Why this case matters
The lesson here is sharper than in most second-opinion stories, because nobody was wrong.
Same patient. Same diagnosis. Two completely different surgical philosophies, both genuinely evidence-based. The deciding factor was not the medicine. It was which specialty she happened to walk into first.
A spine surgeon, looking at a recurrent disc, reaches naturally for a structural repair, because that is the powerful and effective set of tools they have mastered. A pain specialist, looking at the same patient, sees a neuropathic circuit and reaches for neuromodulation, for the same reason. Each was offering the best of their own discipline. The trouble is that her actual problem, the wiring rather than the frame, happened to sit closer to one toolkit than the other.

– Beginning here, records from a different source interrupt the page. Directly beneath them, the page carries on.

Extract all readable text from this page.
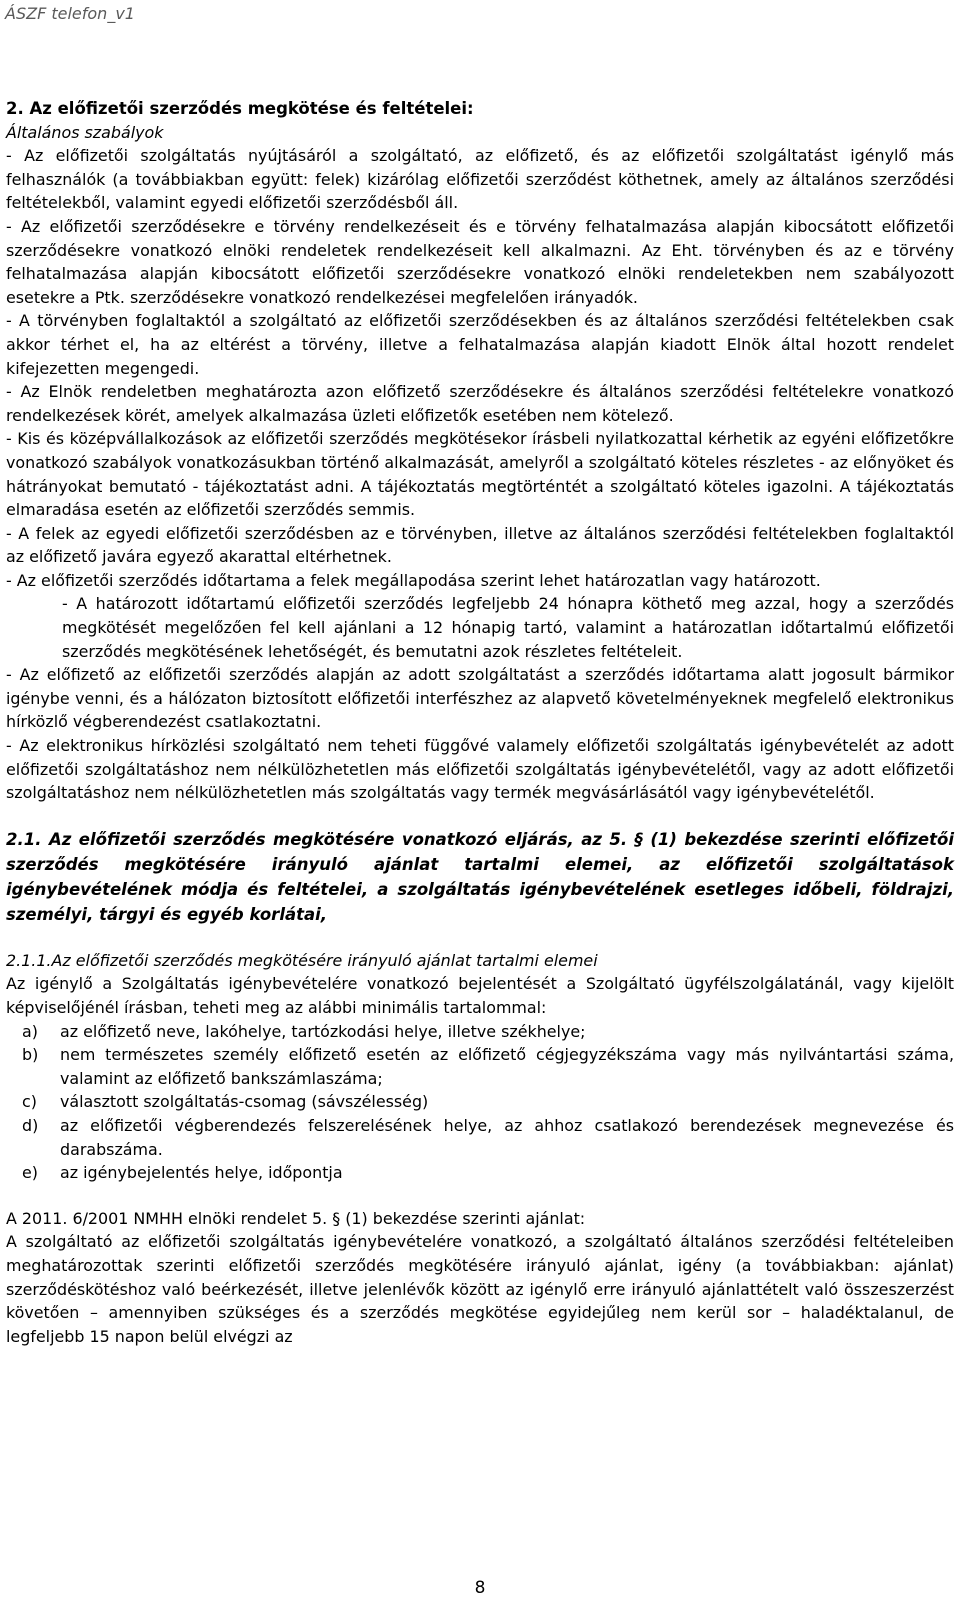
ÁSZF telefon_v1

2. Az előfizetői szerződés megkötése és feltételei:

Általános szabályok

- Az előfizetői szolgáltatás nyújtásáról a szolgáltató, az előfizető, és az előfizetői szolgáltatást igénylő más felhasználók (a továbbiakban együtt: felek) kizárólag előfizetői szerződést köthetnek, amely az általános szerződési feltételekből, valamint egyedi előfizetői szerződésből áll.

- Az előfizetői szerződésekre e törvény rendelkezéseit és e törvény felhatalmazása alapján kibocsátott előfizetői szerződésekre vonatkozó elnöki rendeletek rendelkezéseit kell alkalmazni. Az Eht. törvényben és az e törvény felhatalmazása alapján kibocsátott előfizetői szerződésekre vonatkozó elnöki rendeletekben nem szabályozott esetekre a Ptk. szerződésekre vonatkozó rendelkezései megfelelően irányadók.

- A törvényben foglaltaktól a szolgáltató az előfizetői szerződésekben és az általános szerződési feltételekben csak akkor térhet el, ha az eltérést a törvény, illetve a felhatalmazása alapján kiadott Elnök által hozott rendelet kifejezetten megengedi.

- Az Elnök rendeletben meghatározta azon előfizető szerződésekre és általános szerződési feltételekre vonatkozó rendelkezések körét, amelyek alkalmazása üzleti előfizetők esetében nem kötelező.

- Kis és középvállalkozások az előfizetői szerződés megkötésekor írásbeli nyilatkozattal kérhetik az egyéni előfizetőkre vonatkozó szabályok vonatkozásukban történő alkalmazását, amelyről a szolgáltató köteles részletes - az előnyöket és hátrányokat bemutató - tájékoztatást adni. A tájékoztatás megtörténtét a szolgáltató köteles igazolni. A tájékoztatás elmaradása esetén az előfizetői szerződés semmis.

- A felek az egyedi előfizetői szerződésben az e törvényben, illetve az általános szerződési feltételekben foglaltaktól az előfizető javára egyező akarattal eltérhetnek.

- Az előfizetői szerződés időtartama a felek megállapodása szerint lehet határozatlan vagy határozott.

- A határozott időtartamú előfizetői szerződés legfeljebb 24 hónapra köthető meg azzal, hogy a szerződés megkötését megelőzően fel kell ajánlani a 12 hónapig tartó, valamint a határozatlan időtartalmú előfizetői szerződés megkötésének lehetőségét, és bemutatni azok részletes feltételeit.

- Az előfizető az előfizetői szerződés alapján az adott szolgáltatást a szerződés időtartama alatt jogosult bármikor igénybe venni, és a hálózaton biztosított előfizetői interfészhez az alapvető követelményeknek megfelelő elektronikus hírközlő végberendezést csatlakoztatni.

- Az elektronikus hírközlési szolgáltató nem teheti függővé valamely előfizetői szolgáltatás igénybevételét az adott előfizetői szolgáltatáshoz nem nélkülözhetetlen más előfizetői szolgáltatás igénybevételétől, vagy az adott előfizetői szolgáltatáshoz nem nélkülözhetetlen más szolgáltatás vagy termék megvásárlásától vagy igénybevételétől.

2.1. Az előfizetői szerződés megkötésére vonatkozó eljárás, az 5. § (1) bekezdése szerinti előfizetői szerződés megkötésére irányuló ajánlat tartalmi elemei, az előfizetői szolgáltatások igénybevételének módja és feltételei, a szolgáltatás igénybevételének esetleges időbeli, földrajzi, személyi, tárgyi és egyéb korlátai,

2.1.1.Az előfizetői szerződés megkötésére irányuló ajánlat tartalmi elemei

Az igénylő a Szolgáltatás igénybevételére vonatkozó bejelentését a Szolgáltató ügyfélszolgálatánál, vagy kijelölt képviselőjénél írásban, teheti meg az alábbi minimális tartalommal:

a)	az előfizető neve, lakóhelye, tartózkodási helye, illetve székhelye;
b)	nem természetes személy előfizető esetén az előfizető cégjegyzékszáma vagy más nyilvántartási száma, valamint az előfizető bankszámlaszáma;
c)	választott szolgáltatás-csomag (sávszélesség)
d)	az előfizetői végberendezés felszerelésének helye, az ahhoz csatlakozó berendezések megnevezése és darabszáma.
e)	az igénybejelentés helye, időpontja

A 2011. 6/2001 NMHH elnöki rendelet 5. § (1) bekezdése szerinti ajánlat:

A szolgáltató az előfizetői szolgáltatás igénybevételére vonatkozó, a szolgáltató általános szerződési feltételeiben meghatározottak szerinti előfizetői szerződés megkötésére irányuló ajánlat, igény (a továbbiakban: ajánlat) szerződéskötéshoz való beérkezését, illetve jelenlévők között az igénylő erre irányuló ajánlattételt való összeszerzést követően – amennyiben szükséges és a szerződés megkötése egyidejűleg nem kerül sor – haladéktalanul, de legfeljebb 15 napon belül elvégzi az

8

She did not need her spine reconstructed. She needed it rewired. And the only way she discovered that the second option even existed was by asking a second specialty.
A word of balance
This is not a verdict against fusion, and it should not be read as one. There are recurrent disc problems where structural surgery is exactly right and clearly superior. The honest takeaway is more uncomfortable and more useful than a simple ranking of treatments: when two reputable, evidence-based paths exist, the recommendation you receive can depend heavily on the door you knocked on.

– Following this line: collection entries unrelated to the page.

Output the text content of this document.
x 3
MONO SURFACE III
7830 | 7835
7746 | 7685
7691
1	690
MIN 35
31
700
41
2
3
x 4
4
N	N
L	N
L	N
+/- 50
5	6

A second opinion is especially valuable when:
- A major, permanent operation is proposed for a problem your scan describes as stable
- Your pain has turned neuropathic, with burning or electrical qualities, rather than purely mechanical
- The plan comes from a single specialty as the obvious answer, with little mention of alternatives
- You want to know whether a different kind of specialist would see your case differently at all
Which is the real question this case leaves behind, and it is worth carrying into your own care: when one diagnosis has two valid answers, how do you make sure you have seen both before you choose, rather than only the one that sits nearest the specialist in front of you?